My mom gets migraines with severe nausea, and throws up anything she tries to consume (sip of water? Comes right back up… we have had her hospitalized just to get fluids in her a couple of times!) She also takes Imitrex, but it is available as an injectable with a needle that you never see; my mom can inject it directly into her thigh. It might be something to talk to you doctor about. It’s a tad expensive, and there is no generic currently available, though, so make sure your insurance covers it!
I have only puked 3 or 4 times in my memory, and after each time, I have immediately felt better.
I don’t have any kind of world record for not puking, but I HATE to puke. I will lay still with my teeth gritted for hours rather than letting it go. I got nauseated with the chemo, but I never puked. Probably would have felt better, but I just couldn’t convince myself.
Hee, yeah, there’s a reason my (much taller) brother finally decided that kissing his knees in the backseat and letting me have the front on long trips was preferable to the alternative.
Chiming in, puke-free since… uh, three weeks ago… (Goddamn nausea-flu-thing-from-hell, ruining my three-year streak.)
Anyway, my mistake was apparently drinking a glass of water. Although I have a terrible phobia of puking, when it’s only water coming up and no acid, it’s unpleasant but not terrible, and I certainly felt better afterward; unfortunately, throwing up water was a sign of, “Hey, you can’t keep any fluids in, off to the urgent care for you!” That happens to feel thoroughly miserable, mentally anyway.
A nursing instructor, when asked about inducing vomiting in a patient, quoted her saintly old grandmother" “Honey, there’s more room out than in.” (With the usual warning about when not to induce vomiting.)
Of course, besides the obvious removal of potentially toxic fluid from the patient’s system, at least some immediate symptoms can be resolved by emesis.
I puke whenever I get the chance, and if it is convenient. Usually sucks, and burns like hell, but I usually feel better within five minutes.
Trying to hold it in is usually an exercise in futility; it only delays the inevitable.

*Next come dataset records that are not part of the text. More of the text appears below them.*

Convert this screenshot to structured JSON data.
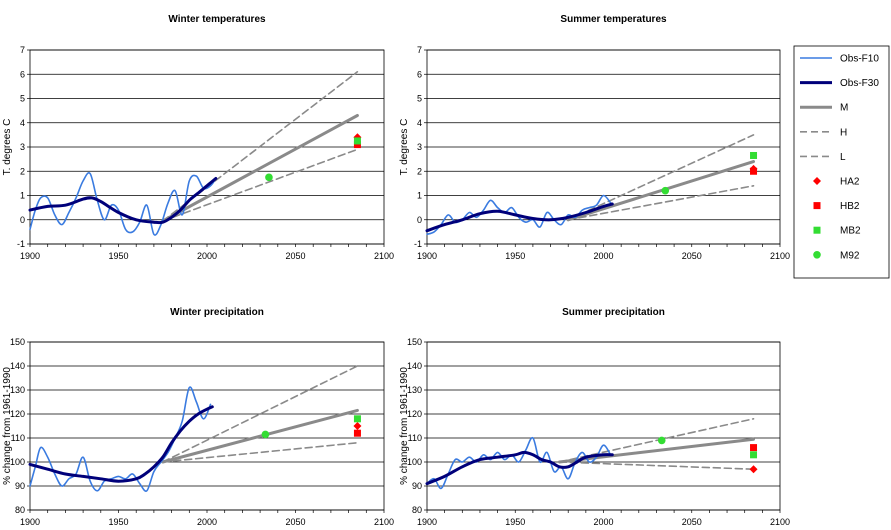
{
  "chart_data": [
    {
      "type": "line",
      "title": "Winter temperatures",
      "ylabel": "T.   degrees C",
      "xlim": [
        1900,
        2100
      ],
      "ylim": [
        -1,
        7
      ],
      "xticks": [
        1900,
        1950,
        2000,
        2050,
        2100
      ],
      "yticks": [
        -1,
        0,
        1,
        2,
        3,
        4,
        5,
        6,
        7
      ],
      "series": [
        {
          "name": "Obs-F10",
          "x": [
            1900,
            1903,
            1906,
            1910,
            1914,
            1918,
            1922,
            1926,
            1930,
            1934,
            1938,
            1942,
            1946,
            1950,
            1954,
            1958,
            1962,
            1966,
            1970,
            1974,
            1978,
            1982,
            1986,
            1990,
            1994,
            1998,
            2002,
            2005
          ],
          "y": [
            -0.4,
            0.4,
            0.9,
            0.9,
            0.2,
            -0.2,
            0.3,
            0.9,
            1.6,
            1.9,
            0.8,
            0.0,
            0.6,
            0.4,
            -0.4,
            -0.5,
            -0.1,
            0.6,
            -0.6,
            -0.2,
            0.7,
            1.2,
            0.2,
            1.6,
            1.8,
            1.3,
            1.4,
            1.7
          ]
        },
        {
          "name": "Obs-F30",
          "x": [
            1900,
            1910,
            1920,
            1930,
            1935,
            1940,
            1950,
            1960,
            1970,
            1975,
            1980,
            1985,
            1990,
            1995,
            2000,
            2005
          ],
          "y": [
            0.4,
            0.55,
            0.6,
            0.85,
            0.9,
            0.75,
            0.3,
            0.0,
            -0.1,
            -0.1,
            0.1,
            0.4,
            0.8,
            1.1,
            1.4,
            1.7
          ]
        },
        {
          "name": "M",
          "x": [
            1975,
            2085
          ],
          "y": [
            -0.05,
            4.3
          ]
        },
        {
          "name": "H",
          "x": [
            1975,
            2085
          ],
          "y": [
            -0.05,
            6.1
          ]
        },
        {
          "name": "L",
          "x": [
            1975,
            2085
          ],
          "y": [
            -0.05,
            2.9
          ]
        },
        {
          "name": "HA2",
          "x": [
            2085
          ],
          "y": [
            3.4
          ]
        },
        {
          "name": "HB2",
          "x": [
            2085
          ],
          "y": [
            3.1
          ]
        },
        {
          "name": "MB2",
          "x": [
            2085
          ],
          "y": [
            3.25
          ]
        },
        {
          "name": "M92",
          "x": [
            2035
          ],
          "y": [
            1.75
          ]
        }
      ]
    },
    {
      "type": "line",
      "title": "Summer temperatures",
      "ylabel": "T.   degrees C",
      "xlim": [
        1900,
        2100
      ],
      "ylim": [
        -1,
        7
      ],
      "xticks": [
        1900,
        1950,
        2000,
        2050,
        2100
      ],
      "yticks": [
        -1,
        0,
        1,
        2,
        3,
        4,
        5,
        6,
        7
      ],
      "series": [
        {
          "name": "Obs-F10",
          "x": [
            1900,
            1904,
            1908,
            1912,
            1916,
            1920,
            1924,
            1928,
            1932,
            1936,
            1940,
            1944,
            1948,
            1952,
            1956,
            1960,
            1964,
            1968,
            1972,
            1976,
            1980,
            1984,
            1988,
            1992,
            1996,
            2000,
            2004
          ],
          "y": [
            -0.6,
            -0.5,
            -0.2,
            0.2,
            -0.1,
            0.0,
            0.3,
            0.1,
            0.4,
            0.8,
            0.5,
            0.3,
            0.5,
            0.1,
            -0.1,
            0.0,
            -0.3,
            0.3,
            0.0,
            -0.2,
            0.2,
            0.1,
            0.4,
            0.5,
            0.6,
            1.0,
            0.7
          ]
        },
        {
          "name": "Obs-F30",
          "x": [
            1900,
            1910,
            1920,
            1930,
            1940,
            1950,
            1960,
            1970,
            1980,
            1990,
            2000,
            2005
          ],
          "y": [
            -0.45,
            -0.2,
            0.0,
            0.25,
            0.35,
            0.2,
            0.05,
            0.0,
            0.1,
            0.3,
            0.55,
            0.65
          ]
        },
        {
          "name": "M",
          "x": [
            1980,
            2085
          ],
          "y": [
            0.0,
            2.4
          ]
        },
        {
          "name": "H",
          "x": [
            1980,
            2085
          ],
          "y": [
            0.0,
            3.5
          ]
        },
        {
          "name": "L",
          "x": [
            1980,
            2085
          ],
          "y": [
            0.0,
            1.4
          ]
        },
        {
          "name": "HA2",
          "x": [
            2085
          ],
          "y": [
            2.1
          ]
        },
        {
          "name": "HB2",
          "x": [
            2085
          ],
          "y": [
            2.0
          ]
        },
        {
          "name": "MB2",
          "x": [
            2085
          ],
          "y": [
            2.65
          ]
        },
        {
          "name": "M92",
          "x": [
            2035
          ],
          "y": [
            1.2
          ]
        }
      ]
    },
    {
      "type": "line",
      "title": "Winter precipitation",
      "ylabel": "% change from 1961-1990",
      "xlim": [
        1900,
        2100
      ],
      "ylim": [
        80,
        150
      ],
      "xticks": [
        1900,
        1950,
        2000,
        2050,
        2100
      ],
      "yticks": [
        80,
        90,
        100,
        110,
        120,
        130,
        140,
        150
      ],
      "series": [
        {
          "name": "Obs-F10",
          "x": [
            1900,
            1903,
            1906,
            1910,
            1914,
            1918,
            1922,
            1926,
            1930,
            1934,
            1938,
            1942,
            1946,
            1950,
            1954,
            1958,
            1962,
            1966,
            1970,
            1974,
            1978,
            1982,
            1986,
            1990,
            1994,
            1998,
            2002
          ],
          "y": [
            90,
            98,
            106,
            102,
            95,
            90,
            93,
            95,
            102,
            92,
            88,
            92,
            93,
            94,
            93,
            95,
            91,
            88,
            96,
            100,
            104,
            110,
            117,
            131,
            125,
            118,
            124
          ]
        },
        {
          "name": "Obs-F30",
          "x": [
            1900,
            1910,
            1920,
            1930,
            1940,
            1950,
            1960,
            1965,
            1970,
            1975,
            1980,
            1985,
            1990,
            1995,
            2000,
            2003
          ],
          "y": [
            99,
            97,
            95,
            94,
            93,
            92,
            93,
            95,
            98,
            102,
            108,
            113,
            117,
            120,
            122,
            123
          ]
        },
        {
          "name": "M",
          "x": [
            1975,
            2085
          ],
          "y": [
            100,
            121.5
          ]
        },
        {
          "name": "H",
          "x": [
            1975,
            2085
          ],
          "y": [
            100,
            140
          ]
        },
        {
          "name": "L",
          "x": [
            1975,
            2085
          ],
          "y": [
            100,
            108
          ]
        },
        {
          "name": "HA2",
          "x": [
            2085
          ],
          "y": [
            115
          ]
        },
        {
          "name": "HB2",
          "x": [
            2085
          ],
          "y": [
            112
          ]
        },
        {
          "name": "MB2",
          "x": [
            2085
          ],
          "y": [
            118
          ]
        },
        {
          "name": "M92",
          "x": [
            2033
          ],
          "y": [
            111.5
          ]
        }
      ]
    },
    {
      "type": "line",
      "title": "Summer precipitation",
      "ylabel": "% change from 1961-1990",
      "xlim": [
        1900,
        2100
      ],
      "ylim": [
        80,
        150
      ],
      "xticks": [
        1900,
        1950,
        2000,
        2050,
        2100
      ],
      "yticks": [
        80,
        90,
        100,
        110,
        120,
        130,
        140,
        150
      ],
      "series": [
        {
          "name": "Obs-F10",
          "x": [
            1900,
            1904,
            1908,
            1912,
            1916,
            1920,
            1924,
            1928,
            1932,
            1936,
            1940,
            1944,
            1948,
            1952,
            1956,
            1960,
            1964,
            1968,
            1972,
            1976,
            1980,
            1984,
            1988,
            1992,
            1996,
            2000,
            2004
          ],
          "y": [
            91,
            93,
            89,
            95,
            101,
            100,
            102,
            100,
            103,
            101,
            104,
            101,
            103,
            100,
            105,
            110,
            100,
            104,
            96,
            98,
            93,
            100,
            104,
            100,
            102,
            107,
            103
          ]
        },
        {
          "name": "Obs-F30",
          "x": [
            1900,
            1910,
            1920,
            1930,
            1940,
            1950,
            1955,
            1960,
            1965,
            1970,
            1975,
            1980,
            1985,
            1990,
            2000,
            2005
          ],
          "y": [
            91,
            94,
            98,
            101,
            102,
            103,
            104,
            103,
            101,
            100,
            98,
            98,
            100,
            102,
            103,
            103
          ]
        },
        {
          "name": "M",
          "x": [
            1975,
            2085
          ],
          "y": [
            100,
            109.5
          ]
        },
        {
          "name": "H",
          "x": [
            1975,
            2085
          ],
          "y": [
            100,
            118
          ]
        },
        {
          "name": "L",
          "x": [
            1975,
            2085
          ],
          "y": [
            100,
            97
          ]
        },
        {
          "name": "HA2",
          "x": [
            2085
          ],
          "y": [
            97
          ]
        },
        {
          "name": "HB2",
          "x": [
            2085
          ],
          "y": [
            106
          ]
        },
        {
          "name": "MB2",
          "x": [
            2085
          ],
          "y": [
            103
          ]
        },
        {
          "name": "M92",
          "x": [
            2033
          ],
          "y": [
            109
          ]
        }
      ]
    }
  ],
  "legend": {
    "placement": "right",
    "items": [
      {
        "label": "Obs-F10",
        "kind": "line",
        "color": "#3a7be0",
        "width": 1.6,
        "dash": ""
      },
      {
        "label": "Obs-F30",
        "kind": "line",
        "color": "#00007a",
        "width": 3,
        "dash": ""
      },
      {
        "label": "M",
        "kind": "line",
        "color": "#8a8a8a",
        "width": 3,
        "dash": ""
      },
      {
        "label": "H",
        "kind": "line",
        "color": "#8a8a8a",
        "width": 1.6,
        "dash": "7,4"
      },
      {
        "label": "L",
        "kind": "line",
        "color": "#8a8a8a",
        "width": 1.6,
        "dash": "7,4"
      },
      {
        "label": "HA2",
        "kind": "diamond",
        "color": "#ff0000"
      },
      {
        "label": "HB2",
        "kind": "square",
        "color": "#ff0000"
      },
      {
        "label": "MB2",
        "kind": "square",
        "color": "#33dd33"
      },
      {
        "label": "M92",
        "kind": "circle",
        "color": "#33dd33"
      }
    ]
  },
  "colors": {
    "obs_f10": "#3a7be0",
    "obs_f30": "#00007a",
    "scenario_gray": "#8a8a8a",
    "red": "#ff0000",
    "green": "#33dd33"
  }
}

Fortunately I don’t get sick often.
Hate throwing up, and I will keep my teeth clenched tight for hours, as many as it takes, until the feeling goes away. This has worked for me most of the time. The exceptions have been either drug-related, childbirth-related (too much going on to concentrate on not-hurling while giving birth), and the time I was doing fine until my husband got up to use the bathroom and made the waterbed sway. At that point I knew I was lost, but–he was in the bathroom upstairs. I knew I couldn’t make it to the downstairs bathroom so I waited until I heard the flush and the click of the door, then I bounded up. And surprised the dog, who also bounded up. And I tripped over the dog.
The result of this was that I had to give the dog (who did not like baths) a bath at 3 a.m. when I wasn’t feeling all that good–although I do have to admit, I felt a bit better than before. And the dog never slept on my side of the bed again.